Correct Answer: 21. $(x - 5)^{2} + (y - 5)^{2} = 5^{2}$ and $(x + 3)^{2} + (y + 1)^{2} = 5^{2}$

Solution:

Two circles touch each other externally, if $C_{1} C_{2} = r_{1} + r_{2}$ and internally if $C_{1} C_{2} = r_{1} \sim r_{2}$

Given circles are $x^{2} + y^{2} - 4 x - 2 y + 4 = 0$ ,

whose centre $C_{1} (2, 1)$ and radius $r_{1} = 1$

and $x^{2} + y^{2} - 12 x - 8 y + 36 = 0$

whose centre $C_{2} (6, 4)$ and radius $r_{2} = 4$

The distance between the centres is

$\sqrt{(6 - 2)^{2} + (4 - 1)^{2}} = \sqrt{16 + 9} = 5$

$\Rightarrow C_{1} C_{2} = r_{1} + r_{2}$

Therefore, the circles touch each other externally and at the point of touching the point divides the line joining the two centres internally in the ratio of their radii, $1 : 4$ .

Therefore, $x_{1} = \frac{1 \times 6 + 4 \times 2}{1 + 4} = \frac{14}{5}$

$y_{1} = \frac{1 \times 4 + 4 \times 1}{1 + 4} = \frac{8}{5}$

Again, to determine the equations of common tangents touching the circles in distinct points, we know that, the tangents pass through a point which divides the line joining the two centres externally in the ratio of their radii, i.e. $1 : 4$ .

Therefore, $x_{2} = \frac{1 \times 6 - 4 \times 2}{1 - 4} = \frac{- 2}{- 3} = \frac{2}{3}$

and $y_{2} = \frac{1 \times 4 - 4 \times 1}{1 - 4} = 0$

Now, let $m$ be the slope of the tangent and this line passing through $(2 / 3, 0)$ is

$\begin{aligned} y - 0 & = m (x - 2 / 3) \\ \Rightarrow y - m x + \frac{2}{3} m & = 0 \end{aligned}$

This is tangent to the Ist circle, if perpendicular distance from centre $=$ radius.

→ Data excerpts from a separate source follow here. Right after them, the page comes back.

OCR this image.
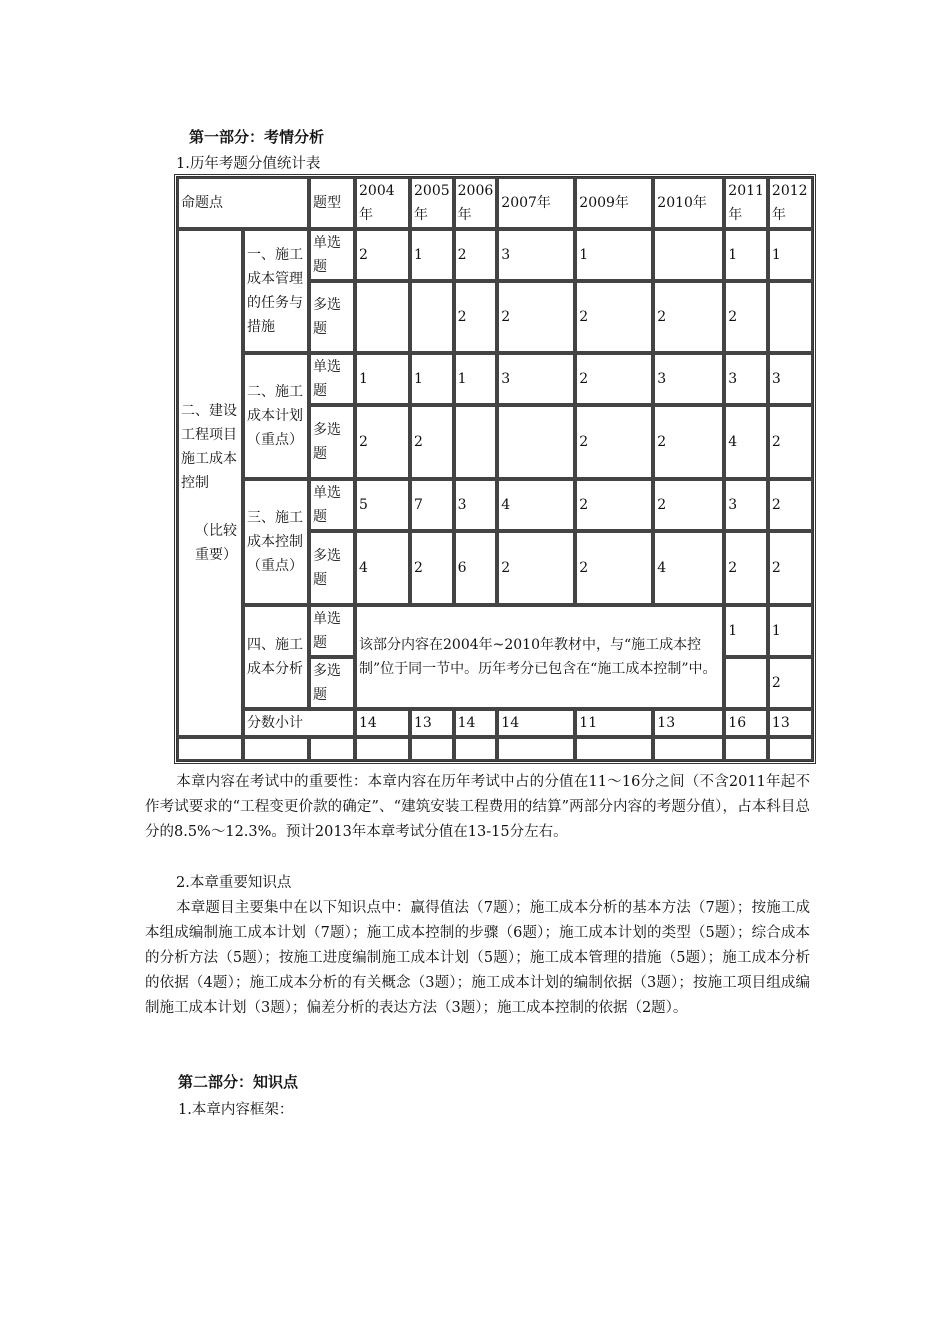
第一部分：考情分析
1.历年考题分值统计表
命题点		题型	2004年	2005年	2006年	2007年	2009年	2010年	2011年	2012年

二、建设工程项目施工成本控制
（比较重要）	一、施工成本管理的任务与措施	单选题	2	1	2	3	1		1	1
		多选题			2	2	2	2	2	
	二、施工成本计划（重点）	单选题	1	1	1	3	2	3	3	3
		多选题	2	2			2	2	4	2
	三、施工成本控制（重点）	单选题	5	7	3	4	2	2	3	2
		多选题	4	2	6	2	2	4	2	2
	四、施工成本分析	单选题	该部分内容在2004年~2010年教材中，与“施工成本控制”位于同一节中。历年考分已包含在“施工成本控制”中。						1	1
		多选题								2
	分数小计		14	13	14	14	11	13	16	13

本章内容在考试中的重要性：本章内容在历年考试中占的分值在11～16分之间（不含2011年起不作考试要求的“工程变更价款的确定”、“建筑安装工程费用的结算”两部分内容的考题分值），占本科目总分的8.5%～12.3%。预计2013年本章考试分值在13-15分左右。
2.本章重要知识点
本章题目主要集中在以下知识点中：赢得值法（7题）；施工成本分析的基本方法（7题）；按施工成本组成编制施工成本计划（7题）；施工成本控制的步骤（6题）；施工成本计划的类型（5题）；综合成本的分析方法（5题）；按施工进度编制施工成本计划（5题）；施工成本管理的措施（5题）；施工成本分析的依据（4题）；施工成本分析的有关概念（3题）；施工成本计划的编制依据（3题）；按施工项目组成编制施工成本计划（3题）；偏差分析的表达方法（3题）；施工成本控制的依据（2题）。
第二部分：知识点
1.本章内容框架：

$\begin{aligned} ∴ \frac{1 - 2 m + (2 / 3) m}{\sqrt{1 + m^{2}}} = 1 [∵ C_{1} \equiv (2, 1) and r_{1} = 1] \\ \Rightarrow 1 - 2 m + (2 / 3) m = \sqrt{1 + m^{2}} \\ \Rightarrow 1 - \frac{4}{3} m = \sqrt{1 + m^{2}} \\ \Rightarrow 1 + \frac{16}{9} m^{2} - \frac{8}{3} m = 1 + m^{2} \\ \Rightarrow \frac{7}{9} m^{2} - \frac{8}{3} m = 0 \\ \Rightarrow m \frac{7}{9} m - \frac{8}{3} = 0 \\ \Rightarrow m = 0, m = \frac{24}{7} \end{aligned}$